Bauman University "Department No. 4" — leaked GRU cyber-operator training pipeline reveals direct line to Sandworm and APT28 operations against European targets
From CTI Daily Brief — 2026-05-10 · published 2026-05-10 · view item permalink →
A six-publisher investigative consortium (The Insider, The Guardian, Le Monde, Der Spiegel, VSquare, Frontstory) published more than 2 000 leaked internal documents from Bauman Moscow State Technical University on 2026-05-07 detailing a structured GRU recruitment-and-training pipeline operating under the cover of "Department No. 4 — Special Training" (Meduza (English), 2026-05-07 · The Guardian, 2026-05-07 · Le Monde, 2026-05-07 · Der Spiegel, 2026-05-07 · heise online, 2026-05-07). Each year 10–15 graduates are placed directly into Russian military intelligence units. The 144-hour core curriculum, labelled in the documents "Countering Technical Intelligence", covers password attacks, CVE-driven exploitation using Metasploit against US DoD network architectures by name, custom trojan development, DDoS methodologies, penetration testing against Western targets, computer-virus construction, and propaganda/manipulation training. Candidates are physically assessed at a mandatory training camp; each placement requires explicit GRU approval.

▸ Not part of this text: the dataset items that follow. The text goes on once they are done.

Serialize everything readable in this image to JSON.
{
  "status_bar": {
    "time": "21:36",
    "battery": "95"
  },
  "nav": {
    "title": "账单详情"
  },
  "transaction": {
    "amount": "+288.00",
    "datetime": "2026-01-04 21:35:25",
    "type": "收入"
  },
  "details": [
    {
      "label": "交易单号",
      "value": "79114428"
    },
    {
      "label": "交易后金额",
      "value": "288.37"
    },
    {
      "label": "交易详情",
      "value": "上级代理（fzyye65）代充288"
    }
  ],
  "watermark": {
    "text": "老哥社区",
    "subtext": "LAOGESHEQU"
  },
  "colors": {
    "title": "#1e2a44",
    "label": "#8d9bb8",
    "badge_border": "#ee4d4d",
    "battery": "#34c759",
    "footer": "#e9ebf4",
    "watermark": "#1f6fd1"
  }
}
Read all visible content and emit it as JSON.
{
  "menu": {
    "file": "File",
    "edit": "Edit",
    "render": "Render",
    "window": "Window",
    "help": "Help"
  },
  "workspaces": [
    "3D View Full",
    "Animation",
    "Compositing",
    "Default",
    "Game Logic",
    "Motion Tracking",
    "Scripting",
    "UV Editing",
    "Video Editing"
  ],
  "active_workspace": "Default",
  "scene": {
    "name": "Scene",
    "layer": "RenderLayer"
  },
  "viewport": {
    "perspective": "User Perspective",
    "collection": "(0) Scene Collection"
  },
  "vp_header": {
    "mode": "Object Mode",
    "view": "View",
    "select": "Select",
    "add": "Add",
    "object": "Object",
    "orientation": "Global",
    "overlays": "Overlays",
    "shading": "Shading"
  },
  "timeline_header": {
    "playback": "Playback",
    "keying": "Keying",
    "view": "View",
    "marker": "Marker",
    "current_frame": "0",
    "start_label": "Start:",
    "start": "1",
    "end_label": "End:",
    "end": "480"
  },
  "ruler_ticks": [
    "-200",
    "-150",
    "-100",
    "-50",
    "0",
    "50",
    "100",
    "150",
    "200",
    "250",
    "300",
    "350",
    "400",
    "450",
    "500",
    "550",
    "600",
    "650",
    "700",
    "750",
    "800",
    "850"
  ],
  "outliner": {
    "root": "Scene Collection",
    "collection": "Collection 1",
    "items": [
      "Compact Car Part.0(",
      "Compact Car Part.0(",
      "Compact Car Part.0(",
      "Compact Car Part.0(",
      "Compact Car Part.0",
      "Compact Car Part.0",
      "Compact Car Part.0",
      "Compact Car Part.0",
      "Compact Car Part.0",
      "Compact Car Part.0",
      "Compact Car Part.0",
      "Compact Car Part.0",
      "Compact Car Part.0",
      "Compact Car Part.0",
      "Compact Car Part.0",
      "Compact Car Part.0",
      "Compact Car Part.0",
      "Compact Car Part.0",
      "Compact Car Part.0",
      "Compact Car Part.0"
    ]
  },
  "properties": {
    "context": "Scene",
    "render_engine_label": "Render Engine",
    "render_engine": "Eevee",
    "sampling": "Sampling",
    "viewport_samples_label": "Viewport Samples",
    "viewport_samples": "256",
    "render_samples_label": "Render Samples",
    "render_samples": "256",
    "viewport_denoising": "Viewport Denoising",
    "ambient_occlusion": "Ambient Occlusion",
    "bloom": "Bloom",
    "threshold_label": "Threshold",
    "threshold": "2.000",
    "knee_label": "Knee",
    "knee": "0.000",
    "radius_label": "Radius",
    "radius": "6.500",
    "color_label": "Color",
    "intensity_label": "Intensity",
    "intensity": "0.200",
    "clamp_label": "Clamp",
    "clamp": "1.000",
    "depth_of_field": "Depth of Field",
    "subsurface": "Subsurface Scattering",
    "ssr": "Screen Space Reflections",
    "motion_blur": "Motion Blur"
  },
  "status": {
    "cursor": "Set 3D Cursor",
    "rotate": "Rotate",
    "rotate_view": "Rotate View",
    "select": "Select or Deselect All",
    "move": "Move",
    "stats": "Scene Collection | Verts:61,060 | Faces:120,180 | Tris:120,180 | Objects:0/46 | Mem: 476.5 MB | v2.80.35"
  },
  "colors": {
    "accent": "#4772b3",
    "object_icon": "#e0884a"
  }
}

The leaked assignment records explicitly link graduates to GRU Unit 74455 (Sandworm / VoodooBear — responsible for the 2015–2016 Ukraine power-grid attacks, 2017 NotPetya global wiper, and 2023 Kyivstar telecom outage) and to APT28 (Fancy Bear — responsible for the 2016 Bundestag hack and the 2017 Macron campaign breach, with continuing 2025–2026 activity against EU government and election-adjacent targets). For European defenders the salient operational point is that the curriculum trains specifically against Western and US-DoD topologies — meaning the training pipeline is producing operators whose default mental model of a target network is a NATO-aligned environment, not a generic enterprise. The investigation does not change short-term defensive priorities but reframes the long-running attribution debate: GRU cyber units are not ad-hoc-recruited contractors, they are graduates of a structured technical-intelligence training stream with measurable annual throughput.